Oktay Ekşi: Kıvrıkoğlu'nun sözleri

Oktay EKŞİ
Haberin Devamı

GENELKURMAY Başkanı Orgeneral Hüseyin Kıvrıkoğlu'nun önceki akşam gazetecilerle yaptığı sohbette söyledikleri, Türkiye'nin yeni gündemini oluşturdu.

Bu zorunluydu. Çünkü konunun -hepsine bugün değinemesek de- üzerinde durmayı zorunlu kılan pek çok yönü var...
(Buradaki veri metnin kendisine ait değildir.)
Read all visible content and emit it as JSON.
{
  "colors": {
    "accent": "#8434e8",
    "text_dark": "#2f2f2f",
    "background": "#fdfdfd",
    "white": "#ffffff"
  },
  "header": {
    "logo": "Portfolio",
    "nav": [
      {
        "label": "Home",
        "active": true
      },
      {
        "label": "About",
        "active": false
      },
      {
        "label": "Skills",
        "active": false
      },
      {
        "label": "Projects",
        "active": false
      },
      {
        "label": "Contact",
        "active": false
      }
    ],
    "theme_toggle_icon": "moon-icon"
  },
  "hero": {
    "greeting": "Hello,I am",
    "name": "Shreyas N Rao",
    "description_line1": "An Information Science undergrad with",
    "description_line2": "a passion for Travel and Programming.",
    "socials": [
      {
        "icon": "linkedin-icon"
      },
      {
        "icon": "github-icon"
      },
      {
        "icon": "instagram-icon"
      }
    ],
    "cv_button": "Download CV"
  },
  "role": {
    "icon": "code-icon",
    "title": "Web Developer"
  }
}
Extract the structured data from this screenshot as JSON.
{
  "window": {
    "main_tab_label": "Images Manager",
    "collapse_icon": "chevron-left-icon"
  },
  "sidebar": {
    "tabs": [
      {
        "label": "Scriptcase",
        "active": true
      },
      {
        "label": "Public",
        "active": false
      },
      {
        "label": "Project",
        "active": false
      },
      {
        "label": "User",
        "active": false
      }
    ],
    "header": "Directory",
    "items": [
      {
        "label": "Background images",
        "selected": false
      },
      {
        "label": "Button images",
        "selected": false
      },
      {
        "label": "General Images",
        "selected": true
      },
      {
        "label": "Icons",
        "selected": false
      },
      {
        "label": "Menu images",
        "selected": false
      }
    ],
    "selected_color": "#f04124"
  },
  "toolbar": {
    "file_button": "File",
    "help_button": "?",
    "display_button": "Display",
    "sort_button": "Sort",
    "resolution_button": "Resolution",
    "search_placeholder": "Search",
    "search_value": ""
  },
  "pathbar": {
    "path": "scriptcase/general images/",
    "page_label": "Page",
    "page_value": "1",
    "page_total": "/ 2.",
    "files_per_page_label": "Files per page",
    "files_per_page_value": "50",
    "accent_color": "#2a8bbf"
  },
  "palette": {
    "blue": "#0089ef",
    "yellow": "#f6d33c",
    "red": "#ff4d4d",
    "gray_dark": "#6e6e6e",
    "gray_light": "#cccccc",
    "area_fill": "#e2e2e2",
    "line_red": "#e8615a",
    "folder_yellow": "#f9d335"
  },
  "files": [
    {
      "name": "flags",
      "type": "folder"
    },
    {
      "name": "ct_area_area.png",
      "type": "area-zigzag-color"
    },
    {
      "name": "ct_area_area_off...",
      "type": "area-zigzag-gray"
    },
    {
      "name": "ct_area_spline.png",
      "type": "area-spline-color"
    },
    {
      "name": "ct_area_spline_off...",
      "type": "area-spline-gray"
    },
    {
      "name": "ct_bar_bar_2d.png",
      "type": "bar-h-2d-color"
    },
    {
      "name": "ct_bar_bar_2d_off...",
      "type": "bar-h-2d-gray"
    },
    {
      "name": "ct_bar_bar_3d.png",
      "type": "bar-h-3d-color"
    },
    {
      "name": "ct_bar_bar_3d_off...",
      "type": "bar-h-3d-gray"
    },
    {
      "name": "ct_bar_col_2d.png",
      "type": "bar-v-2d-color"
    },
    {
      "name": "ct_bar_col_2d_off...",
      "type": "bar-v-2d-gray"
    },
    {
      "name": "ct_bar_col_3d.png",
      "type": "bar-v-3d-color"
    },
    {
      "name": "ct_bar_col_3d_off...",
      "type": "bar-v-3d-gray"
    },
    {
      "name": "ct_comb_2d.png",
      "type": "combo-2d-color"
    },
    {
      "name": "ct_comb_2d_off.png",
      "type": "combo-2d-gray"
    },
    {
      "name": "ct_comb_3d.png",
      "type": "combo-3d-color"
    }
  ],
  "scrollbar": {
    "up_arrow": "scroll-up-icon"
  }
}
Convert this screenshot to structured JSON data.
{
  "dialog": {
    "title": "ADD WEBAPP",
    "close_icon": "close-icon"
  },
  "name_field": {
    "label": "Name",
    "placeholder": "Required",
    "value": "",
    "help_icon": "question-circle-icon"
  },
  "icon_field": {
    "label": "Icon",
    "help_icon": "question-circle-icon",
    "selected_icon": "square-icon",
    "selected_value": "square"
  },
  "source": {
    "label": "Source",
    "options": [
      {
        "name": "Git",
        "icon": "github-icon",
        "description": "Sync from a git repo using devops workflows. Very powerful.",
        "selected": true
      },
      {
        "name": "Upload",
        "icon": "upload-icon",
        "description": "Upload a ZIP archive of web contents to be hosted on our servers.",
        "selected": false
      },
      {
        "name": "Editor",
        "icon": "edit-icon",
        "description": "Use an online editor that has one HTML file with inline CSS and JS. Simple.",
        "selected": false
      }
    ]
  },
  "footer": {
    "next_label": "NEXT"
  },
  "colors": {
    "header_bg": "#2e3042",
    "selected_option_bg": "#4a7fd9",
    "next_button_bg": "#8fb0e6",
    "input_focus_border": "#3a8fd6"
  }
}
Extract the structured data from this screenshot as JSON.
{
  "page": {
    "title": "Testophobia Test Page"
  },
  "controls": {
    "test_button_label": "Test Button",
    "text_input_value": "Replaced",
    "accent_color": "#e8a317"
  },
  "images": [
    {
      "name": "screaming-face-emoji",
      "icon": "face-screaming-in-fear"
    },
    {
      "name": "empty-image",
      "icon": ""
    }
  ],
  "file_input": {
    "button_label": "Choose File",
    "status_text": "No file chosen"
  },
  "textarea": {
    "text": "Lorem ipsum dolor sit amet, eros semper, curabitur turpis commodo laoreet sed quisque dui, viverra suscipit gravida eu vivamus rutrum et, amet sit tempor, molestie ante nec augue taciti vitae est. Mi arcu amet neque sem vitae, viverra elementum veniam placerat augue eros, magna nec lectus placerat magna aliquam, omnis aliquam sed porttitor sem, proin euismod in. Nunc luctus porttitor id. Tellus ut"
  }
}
Biz bu konuşmadan memnuniyet duyanlardan değiliz. ‘‘Ama hemen ardından adımız kadar emin olduğumuz bir şeyi söyleyelim:

Orgeneral Hüseyin Kıvrıkoğlu iyi işleyen bir demokrasiye sahip bir ülkenin (diyelim ABD'nin, İngiltere'nin veya Fransa'nın) Genelkurmay Başkanı olsaydı da buna benzer sözler söylediği ertesi gün gazetelerin manşetlerinde yer alsaydı, önce kendisi hayret eder ve ‘‘Bir Genelkurmay Başkanı bu konulara neden girsin?’’ derdi.

Derdi çünkü o -iyi işleyen- demokrasilerde politikacılar devletin bekasını, Anayasal sistemin korunmasını askere bırakmayacak kadar sorumlu ve seviyeli olduklarını, performanslarıyla ortaya koyarlardı. O yüzden de Genelkurmay Başkanı'na bu tür konularla değil, sadece askeri konularla meşgul olmak kalırdı.

Oysa bizim politikacılar -birkaçı müstesna- ilamaşallah hem kel hem de fodullar.

Örneğin Fazilet Partisi'nin Genel Başkan Yardımcısı Bahri Zengin dün demeç veriyor. Genelkurmay Başkanı'nı siyasi nitelikli beyanlarda bulunduğu için kıyısından kenarından dokundurarak eleştiriyor.

Sayın Zengin'e sormak lazım:

Bir Genelkurmay Başkanı'na bu sözleri söyletmemek için kendinize düşenleri (laik Anayasal sistemi korumak için herkes gibi sizden de beklenenleri) hiç yaptınız mı?

Zengin işin bu tarafına, yani kendi sorumluluklarına hiç değinmiyor. Onun zihninde belli ki, bu sistemi yıkmak için demokrasi isimli araçtan nasıl yararlanırız sorusundan başka bir şey yok.

Nitekim bakın günlerdir Fazilet Partisi'ne, ‘‘bölücü ve gerici kamu görevlilerinin hukuka uygunluğu tartışılmayacak şekilde tasfiye edilmelerine evet mi diyorsunuz hayır mı’’ diye soruyoruz, yanıt veremiyorlar. Hukukun üstünlüğü ilkesini tartışmasız bir şekilde uygulamak koşuluyla bile, gerici memurların tasfiyesine razı olamıyorlar. Çünkü onlar laik cumhuriyeti değil, gerici memurları kendilerine yakın buluyorlar.

Aynı soru değişik nedenlerle HADEP ile ÖDP ve İstanbul Baro Başkanı için de geçerli.

Önce unvanlarıyla çağırdık, ses çıkmadı, isimleriyle çağırdık yine duymazdan geldiler. Çünkü belli ki bazıları bu Anayasal sisteme karşılar. Bazıları da bu sistem karşısındaki yerini henüz tayin edebilmiş değil.

Tekrar söylüyoruz... Genelkurmay Başkanı'nın böyle konuşması olağan sayılmamalıdır. Ama onun böyle konuşmaması için önce politikacılar kendi evlerinin önünü süpürmelidirler.

Hem kel hem fodul olmaya kimsenin hakkı yoktur.